Chirac croit ainsi cultiver les bonnes dispositions du maître de Damas envers Hariri, redevenu Premier ministre du Liban en 2000, après un intermède de deux ans. Le président français se mobilise aussi pour réunir à Paris, en février 2001 et novembre 2002, deux conférences internationales de soutien financier au Liban, malgré l’absence de transparence des comptes publics de ce pays. Mais le pari sur un Bachar « réformateur » en Syrie apparaît bien irresponsable à l’heure où le régime Assad resserre son emprise à l’intérieur et dans le Liban voisin. Hariri, évincé du pouvoir en novembre 2004, est tué quatre mois plus tard, en plein Beyrouth, dans un attentat que Chirac attribue bientôt à Assad. La volonté de venger son ami assassiné devient une obsession pour le chef de l’Etat, suscitant la gêne de ses homologues étrangers, qui y voient plus une pulsion de vendetta qu’une exigence de justice. La seule personnalité étrangère que Chirac présente à Nicolas Sarkozy, lors de son départ de l’Elysée, en mai 2007, est Saad Hariri, le fils de Rafic, pourtant simple député au Parlement libanais. Il est vrai que Saad Hariri va très longtemps loger le couple Chirac dans son somptueux appartement du quai Voltaire, avant d’accéder lui-même à la tête du gouvernement libanais.

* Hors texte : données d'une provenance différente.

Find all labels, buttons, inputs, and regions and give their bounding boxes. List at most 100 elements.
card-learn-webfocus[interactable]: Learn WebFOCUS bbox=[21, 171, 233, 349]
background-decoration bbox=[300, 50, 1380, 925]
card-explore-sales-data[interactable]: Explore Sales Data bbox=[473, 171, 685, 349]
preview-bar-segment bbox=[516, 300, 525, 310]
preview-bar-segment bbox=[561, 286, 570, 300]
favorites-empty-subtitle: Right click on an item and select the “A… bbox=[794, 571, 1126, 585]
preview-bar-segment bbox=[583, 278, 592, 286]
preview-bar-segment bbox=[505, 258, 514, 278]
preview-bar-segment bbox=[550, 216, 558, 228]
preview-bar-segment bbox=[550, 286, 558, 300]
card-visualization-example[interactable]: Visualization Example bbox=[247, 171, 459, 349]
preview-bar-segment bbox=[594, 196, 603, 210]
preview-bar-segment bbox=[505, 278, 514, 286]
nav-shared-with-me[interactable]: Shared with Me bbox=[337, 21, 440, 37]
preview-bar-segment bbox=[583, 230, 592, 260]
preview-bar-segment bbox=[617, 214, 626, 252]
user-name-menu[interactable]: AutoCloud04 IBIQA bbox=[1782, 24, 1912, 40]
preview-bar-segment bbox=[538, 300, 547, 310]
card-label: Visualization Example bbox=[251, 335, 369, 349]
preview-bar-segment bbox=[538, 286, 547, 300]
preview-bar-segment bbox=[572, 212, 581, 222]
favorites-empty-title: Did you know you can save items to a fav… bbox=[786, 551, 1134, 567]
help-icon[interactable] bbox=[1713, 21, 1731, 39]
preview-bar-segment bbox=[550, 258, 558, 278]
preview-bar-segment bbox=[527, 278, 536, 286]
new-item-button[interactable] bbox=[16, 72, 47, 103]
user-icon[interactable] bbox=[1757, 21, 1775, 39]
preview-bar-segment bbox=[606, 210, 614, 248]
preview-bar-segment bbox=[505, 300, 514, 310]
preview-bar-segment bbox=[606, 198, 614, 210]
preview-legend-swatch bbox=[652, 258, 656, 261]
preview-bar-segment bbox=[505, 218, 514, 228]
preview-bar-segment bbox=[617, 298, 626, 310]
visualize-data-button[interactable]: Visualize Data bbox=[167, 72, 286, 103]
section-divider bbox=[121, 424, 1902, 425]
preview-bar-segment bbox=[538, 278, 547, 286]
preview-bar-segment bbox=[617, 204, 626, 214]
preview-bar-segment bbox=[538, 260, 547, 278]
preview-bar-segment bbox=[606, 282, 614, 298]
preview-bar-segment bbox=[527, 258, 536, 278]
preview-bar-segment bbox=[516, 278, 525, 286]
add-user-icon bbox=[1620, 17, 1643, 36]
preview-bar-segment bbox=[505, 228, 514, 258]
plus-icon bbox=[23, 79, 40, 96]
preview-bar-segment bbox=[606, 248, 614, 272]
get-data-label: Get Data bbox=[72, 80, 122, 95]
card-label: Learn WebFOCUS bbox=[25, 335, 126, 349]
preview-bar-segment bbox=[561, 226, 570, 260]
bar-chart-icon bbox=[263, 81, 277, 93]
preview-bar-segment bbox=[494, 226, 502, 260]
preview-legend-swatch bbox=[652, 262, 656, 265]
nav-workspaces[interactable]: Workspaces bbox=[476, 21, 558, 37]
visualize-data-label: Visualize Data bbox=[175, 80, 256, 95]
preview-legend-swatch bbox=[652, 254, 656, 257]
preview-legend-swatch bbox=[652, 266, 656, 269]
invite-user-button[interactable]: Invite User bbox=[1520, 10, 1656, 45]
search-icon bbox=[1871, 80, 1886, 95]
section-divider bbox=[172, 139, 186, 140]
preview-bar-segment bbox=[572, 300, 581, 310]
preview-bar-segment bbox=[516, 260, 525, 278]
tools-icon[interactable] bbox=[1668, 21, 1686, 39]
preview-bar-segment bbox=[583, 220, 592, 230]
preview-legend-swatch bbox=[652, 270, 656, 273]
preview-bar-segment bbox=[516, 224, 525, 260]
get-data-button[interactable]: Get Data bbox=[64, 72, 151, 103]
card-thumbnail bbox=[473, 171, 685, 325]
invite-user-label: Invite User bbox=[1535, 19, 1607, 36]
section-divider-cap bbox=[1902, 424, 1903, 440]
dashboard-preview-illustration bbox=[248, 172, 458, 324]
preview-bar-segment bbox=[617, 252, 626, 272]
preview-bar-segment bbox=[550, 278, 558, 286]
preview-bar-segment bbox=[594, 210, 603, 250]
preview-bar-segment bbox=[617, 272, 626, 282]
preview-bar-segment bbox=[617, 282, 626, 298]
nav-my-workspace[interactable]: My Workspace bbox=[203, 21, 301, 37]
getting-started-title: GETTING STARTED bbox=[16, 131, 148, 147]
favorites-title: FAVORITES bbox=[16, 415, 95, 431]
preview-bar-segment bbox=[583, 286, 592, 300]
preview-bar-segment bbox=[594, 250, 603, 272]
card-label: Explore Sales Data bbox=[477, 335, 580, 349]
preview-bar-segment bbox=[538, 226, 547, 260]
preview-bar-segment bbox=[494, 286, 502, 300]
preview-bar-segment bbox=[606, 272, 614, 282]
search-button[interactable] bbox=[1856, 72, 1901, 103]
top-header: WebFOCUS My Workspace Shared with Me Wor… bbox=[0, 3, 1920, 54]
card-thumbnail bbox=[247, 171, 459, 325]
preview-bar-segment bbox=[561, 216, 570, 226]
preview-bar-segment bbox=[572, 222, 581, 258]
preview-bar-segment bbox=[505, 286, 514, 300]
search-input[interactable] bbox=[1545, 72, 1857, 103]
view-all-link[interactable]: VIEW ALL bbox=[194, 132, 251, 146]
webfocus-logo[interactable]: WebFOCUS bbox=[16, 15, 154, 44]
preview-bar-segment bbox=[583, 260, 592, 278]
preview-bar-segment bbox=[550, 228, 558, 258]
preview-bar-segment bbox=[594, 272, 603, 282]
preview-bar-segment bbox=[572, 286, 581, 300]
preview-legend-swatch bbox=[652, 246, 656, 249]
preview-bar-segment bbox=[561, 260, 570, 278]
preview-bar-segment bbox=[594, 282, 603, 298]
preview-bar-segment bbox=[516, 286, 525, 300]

L’AMI DES DIRIGEANTS ARABES PLUTOT QUE DE LEURS PEUPLES
L’opposition de Jacques Chirac à l’invasion de l’Irak par les Etats-Unis, en mars 2003, a suscité une vague extraordinaire de popularité dans le monde arabe. Le président français aurait pu se saisir de ce formidable capital de confiance pour incarner une « troisième voie » entre l’interventionnisme ravageur de George W. Bush et la défense agressive du statu quo par les dictateurs arabes. Mais le chef de l’Etat a choisi de conforter ce statu quo, dont les conséquences étaient pourtant déjà désastreuses pour les peuples concernés. Il a apporté sa caution déterminante aux régimes en place, qui ont concédé de simples promesses d’ouverture pour gagner un nouveau sursis. Une occasion historique de réforme effective d’un système arabe en crise structurelle a ainsi été perdue, tandis que la France dilapidait dans des rencontres au sommet le crédit dont elle jouissait dans les opinions arabes.
Il est fort probable que Chirac n’a jamais été clairement conscient de laisser échapper un moment historique pour la France au sud de la Méditerranée. Fasciné qu’il était par les ors du pouvoir et leur pompe, plus encore dans le monde arabe qu’ailleurs, Chirac n’a vu les peuples soumis à ces dictatures qu’au long de cortèges officiels ou dans des cérémonies très contrôlées. Il n’a jamais vraiment tourné vers ces foules arabes qui l’acclamaient le regard qu’il réservait à ses pairs, monarques ou présidents. Il a osé affirmer dans la Tunisie du despote Ben Ali, en novembre 2003, que « le premier des droits de l’homme, c’est de manger », balayant ainsi les revendications démocratiques d’une des sociétés les plus avancées de la région. Et même quand son « frère » Hariri fut frappé, Chirac concentra sa hargne contre le seul Assad, sans remettre en cause son propre penchant en faveur du statu quo arabe.
Jacques Chirac fut donc moins l’ami des Arabes que celui de leurs dirigeants. Un homme d’Etat qui, en 2003, s’est opposé avec courage à une guerre injuste, mais pour défendre ensuite un ordre arabe profondément injuste.